The skill mix makes the difference
The field of ML is very complex and can be deepened in a variety of dimensions. “Hardly any single IT professional has all this knowledge; someone like that would be a kind of ‘unicorn’. That’s why, when recruiting, we make sure that people are well versed in ML, but also specialized in one or two other topics,” says Ertugrul. One aspect he puts an emphasis on is maintenance (application monitoring, model monitoring), which further requires certain communication skills. “Our people have to be able to explain to the IT engineers what they should be paying attention to,” Ertugrul clarifies. Monitoring is also essential for the behavior of the models, as variables may change over time, e.g. due to “data drift”. For example, the model might suddenly start identifying the wrong data types. Retraining under production conditions then becomes necessary, including A/B testing.
The challenges of implementation quickly become evident when you consider our international setup. “Our real estate finance application is based on different criteria when used in Romania or the Netherlands – partly because of the language,” Ertugrul explains. “We are also developing many other projects. Just to give you an example, for document classification we rely on FastText, an open-source library from Facebook that supports well over 100 languages. Our tool achieves an accuracy of 88.5%.” A Java wrapper including an API was developed for this Python application. New applications can then be trained in the application server. Instructions explain how to label the training documents – doing away with the data scientist step. Another model categorizes account transactions. It is already running in Romania and being rolled out in Luxembourg. ML is also used for “orchestration”, i.e. AI-supported segmentation is used to decide which customers are shown which marketing banners. ML also helps with pricing: interest rates are adjusted depending on expected volume and margin changes. AI thereby determines the sensitivity of individual price points.
Hurdles and solutions
This innovative technology naturally also raises unresolved issues, such as migration to the cloud, which is still largely unrealized in the banking sector. In addition, there is the topic of “explainable AI”. In many ways, AI is still a black box, which in the future should be made easier to evaluate based on comprehensible models, particularly to clarify ethical aspects. Overall, adds Ertugrul, the field is under “permanent transformation” and only targeted investment in personnel and skills will help: “It's not the technology that matters, but the people.” That's why ING has set up an Analytics Academy to support our employees, from all areas of the bank, in acquiring the necessary knowledge.

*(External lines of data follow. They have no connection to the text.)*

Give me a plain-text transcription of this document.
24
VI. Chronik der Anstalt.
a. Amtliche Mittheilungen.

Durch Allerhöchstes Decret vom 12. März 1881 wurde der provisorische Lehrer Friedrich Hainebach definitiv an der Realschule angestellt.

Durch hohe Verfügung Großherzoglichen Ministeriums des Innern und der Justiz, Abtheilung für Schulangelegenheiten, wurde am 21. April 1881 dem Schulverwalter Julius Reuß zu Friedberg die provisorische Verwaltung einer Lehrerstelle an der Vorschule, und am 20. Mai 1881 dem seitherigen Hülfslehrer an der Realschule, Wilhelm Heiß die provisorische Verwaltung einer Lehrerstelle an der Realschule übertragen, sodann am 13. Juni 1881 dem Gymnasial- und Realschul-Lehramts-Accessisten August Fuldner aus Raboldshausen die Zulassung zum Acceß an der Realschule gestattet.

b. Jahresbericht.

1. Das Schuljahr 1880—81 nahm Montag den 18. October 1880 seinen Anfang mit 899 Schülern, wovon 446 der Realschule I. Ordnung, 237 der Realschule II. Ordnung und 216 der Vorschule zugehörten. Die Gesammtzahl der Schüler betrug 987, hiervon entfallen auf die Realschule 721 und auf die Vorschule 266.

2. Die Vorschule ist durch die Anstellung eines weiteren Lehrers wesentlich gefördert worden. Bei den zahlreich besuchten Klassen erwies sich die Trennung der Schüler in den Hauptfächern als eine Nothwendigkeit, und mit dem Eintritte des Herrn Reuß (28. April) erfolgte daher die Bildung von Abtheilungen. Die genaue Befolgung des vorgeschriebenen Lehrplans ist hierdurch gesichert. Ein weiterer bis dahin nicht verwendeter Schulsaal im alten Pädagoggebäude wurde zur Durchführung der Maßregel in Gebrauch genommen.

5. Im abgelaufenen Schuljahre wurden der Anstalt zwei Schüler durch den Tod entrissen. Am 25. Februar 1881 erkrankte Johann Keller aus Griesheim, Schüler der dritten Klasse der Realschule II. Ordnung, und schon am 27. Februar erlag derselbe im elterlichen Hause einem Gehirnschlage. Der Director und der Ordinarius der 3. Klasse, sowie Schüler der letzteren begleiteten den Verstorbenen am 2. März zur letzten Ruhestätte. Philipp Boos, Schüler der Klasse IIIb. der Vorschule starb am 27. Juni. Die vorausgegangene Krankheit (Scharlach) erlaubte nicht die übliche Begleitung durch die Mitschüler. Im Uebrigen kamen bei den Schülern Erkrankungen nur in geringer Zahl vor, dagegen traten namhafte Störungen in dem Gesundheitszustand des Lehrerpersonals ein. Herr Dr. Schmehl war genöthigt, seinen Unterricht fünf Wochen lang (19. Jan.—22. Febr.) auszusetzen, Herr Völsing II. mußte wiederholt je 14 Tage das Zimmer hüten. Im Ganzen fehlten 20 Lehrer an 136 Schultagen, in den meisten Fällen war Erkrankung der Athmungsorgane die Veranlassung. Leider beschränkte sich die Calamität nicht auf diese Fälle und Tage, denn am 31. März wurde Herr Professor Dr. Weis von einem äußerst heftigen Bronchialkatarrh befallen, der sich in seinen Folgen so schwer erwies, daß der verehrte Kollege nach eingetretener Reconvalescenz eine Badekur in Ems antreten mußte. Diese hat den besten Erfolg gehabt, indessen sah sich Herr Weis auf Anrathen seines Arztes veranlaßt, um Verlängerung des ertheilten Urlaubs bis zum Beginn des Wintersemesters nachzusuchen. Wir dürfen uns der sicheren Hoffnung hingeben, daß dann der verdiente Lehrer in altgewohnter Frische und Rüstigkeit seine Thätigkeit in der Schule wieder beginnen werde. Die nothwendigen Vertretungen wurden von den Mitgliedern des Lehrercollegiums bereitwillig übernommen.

An opportunity to grow at ING
Analytics and ML – for Ertugrul, these are particularly fascinating fields of IT. He works with us every day to turn findings from research and open-source communities into business reality. With generous training budgets, we support the professional development of our employees and enable agile working – important success factors for ML projects. For us, however, ML is just one challenging IT topic among many.